What Does The FDIC’s 2010 Operating Budget, Approved Today, Tell Us?

Budgets can tell a lot – and the 2010 budget approved today by the FDIC’s Board of Directors is no exception. The approved budget of $4 billion is an increase of more than $1.4 billion (55 percent) from 2009. Why the sharp rise? FDIC head Sheila Blair said

that the 2010 budget “will ensure that we are prepared to handle an even-larger number of bank failures next year, if that becomes necessary, and to provide regulatory oversight for an even larger number of troubled institutions." 

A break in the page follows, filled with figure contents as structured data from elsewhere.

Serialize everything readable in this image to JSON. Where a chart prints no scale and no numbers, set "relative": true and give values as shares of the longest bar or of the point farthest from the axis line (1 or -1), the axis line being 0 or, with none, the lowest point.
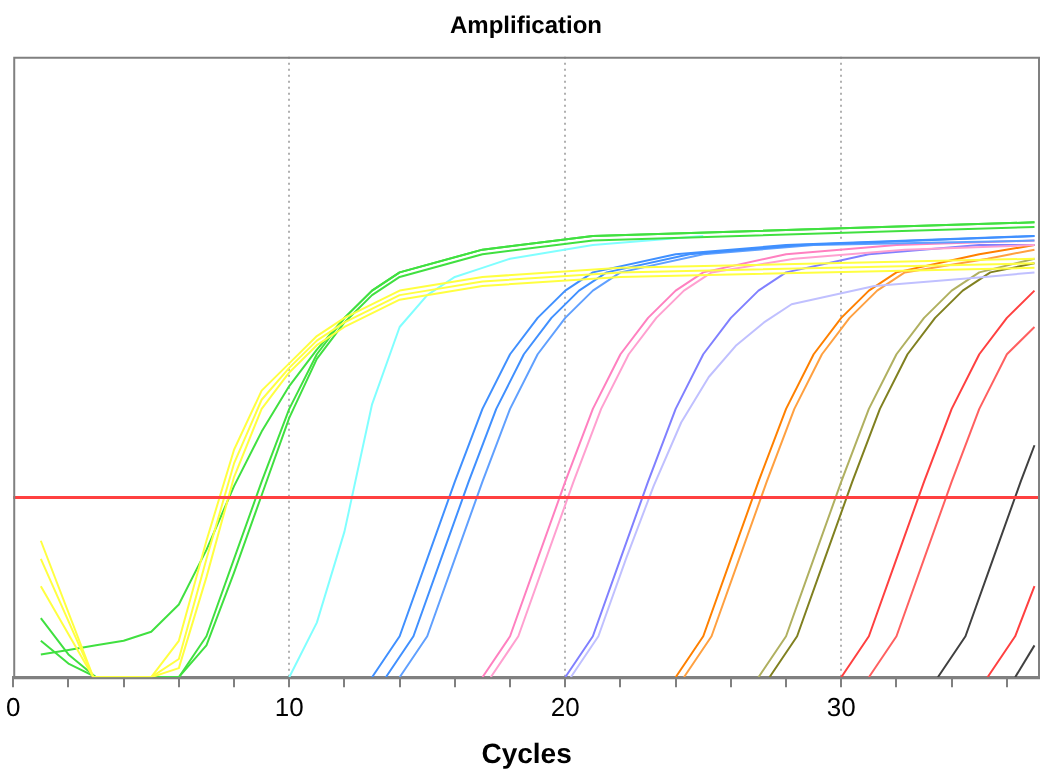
{
  "chart_data": {
    "type": "line",
    "title": "Amplification",
    "xlabel": "Cycles",
    "relative": true,
    "grid": "x",
    "legend": false,
    "tick_labels": "x",
    "marker": "none",
    "line_style": "solid",
    "xlim": [
      0,
      37.2
    ],
    "xticks": [
      0,
      {
        "value": 2,
        "label": null
      },
      {
        "value": 4,
        "label": null
      },
      {
        "value": 6,
        "label": null
      },
      {
        "value": 8,
        "label": null
      },
      10,
      {
        "value": 12,
        "label": null
      },
      {
        "value": 14,
        "label": null
      },
      {
        "value": 16,
        "label": null
      },
      {
        "value": 18,
        "label": null
      },
      20,
      {
        "value": 22,
        "label": null
      },
      {
        "value": 24,
        "label": null
      },
      {
        "value": 26,
        "label": null
      },
      {
        "value": 28,
        "label": null
      },
      30,
      {
        "value": 32,
        "label": null
      },
      {
        "value": 34,
        "label": null
      },
      {
        "value": 36,
        "label": null
      }
    ],
    "ref_lines": [
      {
        "axis": "y",
        "value": 0.395,
        "color": "#ff4040",
        "line_style": "solid"
      }
    ],
    "series": [
      {
        "color": "#ffff40",
        "x": [
          1,
          2.9,
          5,
          6,
          7,
          8,
          9,
          10,
          11,
          12,
          14,
          17,
          22,
          37
        ],
        "values": [
          0.3,
          0,
          0,
          0.08,
          0.3,
          0.5,
          0.63,
          0.69,
          0.75,
          0.79,
          0.85,
          0.88,
          0.9,
          0.92
        ]
      },
      {
        "color": "#ffff40",
        "x": [
          1,
          2.9,
          5,
          6,
          7,
          8,
          9,
          10,
          11,
          12,
          14,
          17,
          22,
          37
        ],
        "values": [
          0.26,
          0,
          0,
          0.04,
          0.26,
          0.47,
          0.61,
          0.68,
          0.74,
          0.78,
          0.84,
          0.87,
          0.89,
          0.91
        ]
      },
      {
        "color": "#ffff40",
        "x": [
          1,
          2.9,
          5,
          6,
          7,
          8,
          9,
          10,
          11,
          12,
          14,
          17,
          22,
          37
        ],
        "values": [
          0.2,
          0,
          0,
          0.02,
          0.22,
          0.44,
          0.59,
          0.67,
          0.73,
          0.77,
          0.83,
          0.86,
          0.88,
          0.9
        ]
      },
      {
        "color": "#40e040",
        "x": [
          1,
          2,
          3,
          4,
          5,
          6,
          7,
          8,
          9,
          10,
          11,
          12,
          13,
          14,
          17,
          21,
          37
        ],
        "values": [
          0.08,
          0.03,
          0,
          0,
          0,
          0,
          0.09,
          0.26,
          0.43,
          0.59,
          0.71,
          0.79,
          0.85,
          0.89,
          0.94,
          0.97,
          1.0
        ]
      },
      {
        "color": "#40e040",
        "x": [
          1,
          2,
          3,
          4,
          5,
          6,
          7,
          8,
          9,
          10,
          11,
          12,
          13,
          14,
          17,
          21,
          37
        ],
        "values": [
          0.13,
          0.05,
          0,
          0,
          0,
          0,
          0.07,
          0.23,
          0.4,
          0.57,
          0.7,
          0.78,
          0.84,
          0.88,
          0.93,
          0.96,
          0.99
        ]
      },
      {
        "color": "#40e040",
        "x": [
          1,
          2,
          3,
          4,
          5,
          6,
          7,
          8,
          9,
          10,
          11,
          12,
          13,
          14,
          17,
          21,
          37
        ],
        "values": [
          0.05,
          0.06,
          0.07,
          0.08,
          0.1,
          0.16,
          0.28,
          0.42,
          0.54,
          0.64,
          0.72,
          0.79,
          0.85,
          0.89,
          0.94,
          0.97,
          1.0
        ]
      },
      {
        "color": "#80ffff",
        "x": [
          10,
          11,
          12,
          13,
          14,
          15,
          16,
          17,
          18,
          21,
          25
        ],
        "values": [
          0,
          0.12,
          0.32,
          0.6,
          0.77,
          0.84,
          0.88,
          0.9,
          0.92,
          0.95,
          0.97
        ]
      },
      {
        "color": "#4090ff",
        "x": [
          13,
          14,
          15,
          16,
          17,
          18,
          19,
          20,
          21,
          24,
          28,
          37
        ],
        "values": [
          0,
          0.09,
          0.26,
          0.43,
          0.59,
          0.71,
          0.79,
          0.85,
          0.89,
          0.93,
          0.95,
          0.97
        ]
      },
      {
        "color": "#4090ff",
        "x": [
          13.5,
          14.5,
          15.5,
          16.5,
          17.5,
          18.5,
          19.5,
          20.5,
          21.5,
          24.5,
          28.5,
          37
        ],
        "values": [
          0,
          0.09,
          0.26,
          0.43,
          0.59,
          0.71,
          0.79,
          0.85,
          0.89,
          0.93,
          0.95,
          0.97
        ]
      },
      {
        "color": "#60a0ff",
        "x": [
          14,
          15,
          16,
          17,
          18,
          19,
          20,
          21,
          22,
          25,
          29,
          37
        ],
        "values": [
          0,
          0.09,
          0.26,
          0.43,
          0.59,
          0.71,
          0.79,
          0.85,
          0.89,
          0.93,
          0.95,
          0.96
        ]
      },
      {
        "color": "#ff80c0",
        "x": [
          17,
          18,
          19,
          20,
          21,
          22,
          23,
          24,
          25,
          28,
          32,
          37
        ],
        "values": [
          0,
          0.09,
          0.26,
          0.43,
          0.59,
          0.71,
          0.79,
          0.85,
          0.89,
          0.93,
          0.95,
          0.96
        ]
      },
      {
        "color": "#ffa0d0",
        "x": [
          17.3,
          18.3,
          19.3,
          20.3,
          21.3,
          22.3,
          23.3,
          24.3,
          25.3,
          28.3,
          32.3,
          37
        ],
        "values": [
          0,
          0.09,
          0.26,
          0.43,
          0.59,
          0.71,
          0.79,
          0.85,
          0.89,
          0.92,
          0.94,
          0.95
        ]
      },
      {
        "color": "#8080ff",
        "x": [
          20,
          21,
          22,
          23,
          24,
          25,
          26,
          27,
          28,
          31,
          35,
          37
        ],
        "values": [
          0,
          0.09,
          0.26,
          0.43,
          0.59,
          0.71,
          0.79,
          0.85,
          0.89,
          0.93,
          0.95,
          0.95
        ]
      },
      {
        "color": "#c0c0ff",
        "x": [
          20.2,
          21.2,
          22.2,
          23.2,
          24.2,
          25.2,
          26.2,
          27.2,
          28.2,
          31.2,
          35.2,
          37
        ],
        "values": [
          0,
          0.09,
          0.26,
          0.42,
          0.56,
          0.66,
          0.73,
          0.78,
          0.82,
          0.86,
          0.88,
          0.89
        ]
      },
      {
        "color": "#ff8000",
        "x": [
          24,
          25,
          26,
          27,
          28,
          29,
          30,
          31,
          32,
          35,
          37
        ],
        "values": [
          0,
          0.09,
          0.26,
          0.43,
          0.59,
          0.71,
          0.79,
          0.85,
          0.89,
          0.93,
          0.95
        ]
      },
      {
        "color": "#ffa040",
        "x": [
          24.3,
          25.3,
          26.3,
          27.3,
          28.3,
          29.3,
          30.3,
          31.3,
          32.3,
          35.3,
          37
        ],
        "values": [
          0,
          0.09,
          0.26,
          0.43,
          0.59,
          0.71,
          0.79,
          0.85,
          0.89,
          0.92,
          0.94
        ]
      },
      {
        "color": "#808020",
        "x": [
          27.4,
          28.4,
          29.4,
          30.4,
          31.4,
          32.4,
          33.4,
          34.4,
          35.4,
          37
        ],
        "values": [
          0,
          0.09,
          0.26,
          0.43,
          0.59,
          0.71,
          0.79,
          0.85,
          0.89,
          0.91
        ]
      },
      {
        "color": "#b0b060",
        "x": [
          27,
          28,
          29,
          30,
          31,
          32,
          33,
          34,
          35,
          37
        ],
        "values": [
          0,
          0.09,
          0.26,
          0.43,
          0.59,
          0.71,
          0.79,
          0.85,
          0.89,
          0.92
        ]
      },
      {
        "color": "#ff4040",
        "x": [
          30,
          31,
          32,
          33,
          34,
          35,
          36,
          37
        ],
        "values": [
          0,
          0.09,
          0.26,
          0.43,
          0.59,
          0.71,
          0.79,
          0.85
        ]
      },
      {
        "color": "#ff6060",
        "x": [
          31,
          32,
          33,
          34,
          35,
          36,
          37
        ],
        "values": [
          0,
          0.09,
          0.26,
          0.43,
          0.59,
          0.71,
          0.77
        ]
      },
      {
        "color": "#ff4040",
        "x": [
          35.3,
          36.3,
          37
        ],
        "values": [
          0,
          0.09,
          0.2
        ]
      },
      {
        "color": "#404040",
        "x": [
          33.5,
          34.5,
          35.5,
          36.5,
          37
        ],
        "values": [
          0,
          0.09,
          0.26,
          0.43,
          0.51
        ]
      },
      {
        "color": "#404040",
        "x": [
          36.3,
          37
        ],
        "values": [
          0,
          0.07
        ]
      }
    ]
  }
}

The receivership funding component of the 2010 budget, the vast majority of which is funded by receiverships, will be $2.5 billion, up from $1.3 billion in 2009. This includes funding for the continuing work associated with bank failures that have occurred over the past two years. The budget also contains contingency funding for the possible continuation of an elevated number of bank failures in 2010. The 2010 budget increase also is partially attributable to increased supervisory activity related to the rising number of troubled banks which the FDIC oversees.
 
It also should be noted that, in conjunction with its approval of the 2010 operating budget, the FDIC board additionally approved an authorized 2010 staffing level of 8,653 employees, up from 7,010 in 2009. According to the FDIC, almost all the additional staff will be hired on a temporary basis primarily to assist with bank closings; to perform follow-on work related to the management and sale of failed bank assets; and to conduct bank examinations and perform other bank supervisory activities.
 
Oh, there’s one other thing about the budget that’s worthy of mentioning: none of the increase will involve the use of taxpayer funds, because all of the FDIC's operating expenses are paid from the Deposit Insurance Fund, which is fully funded by the deposit insurance premiums paid by individual banks around the country.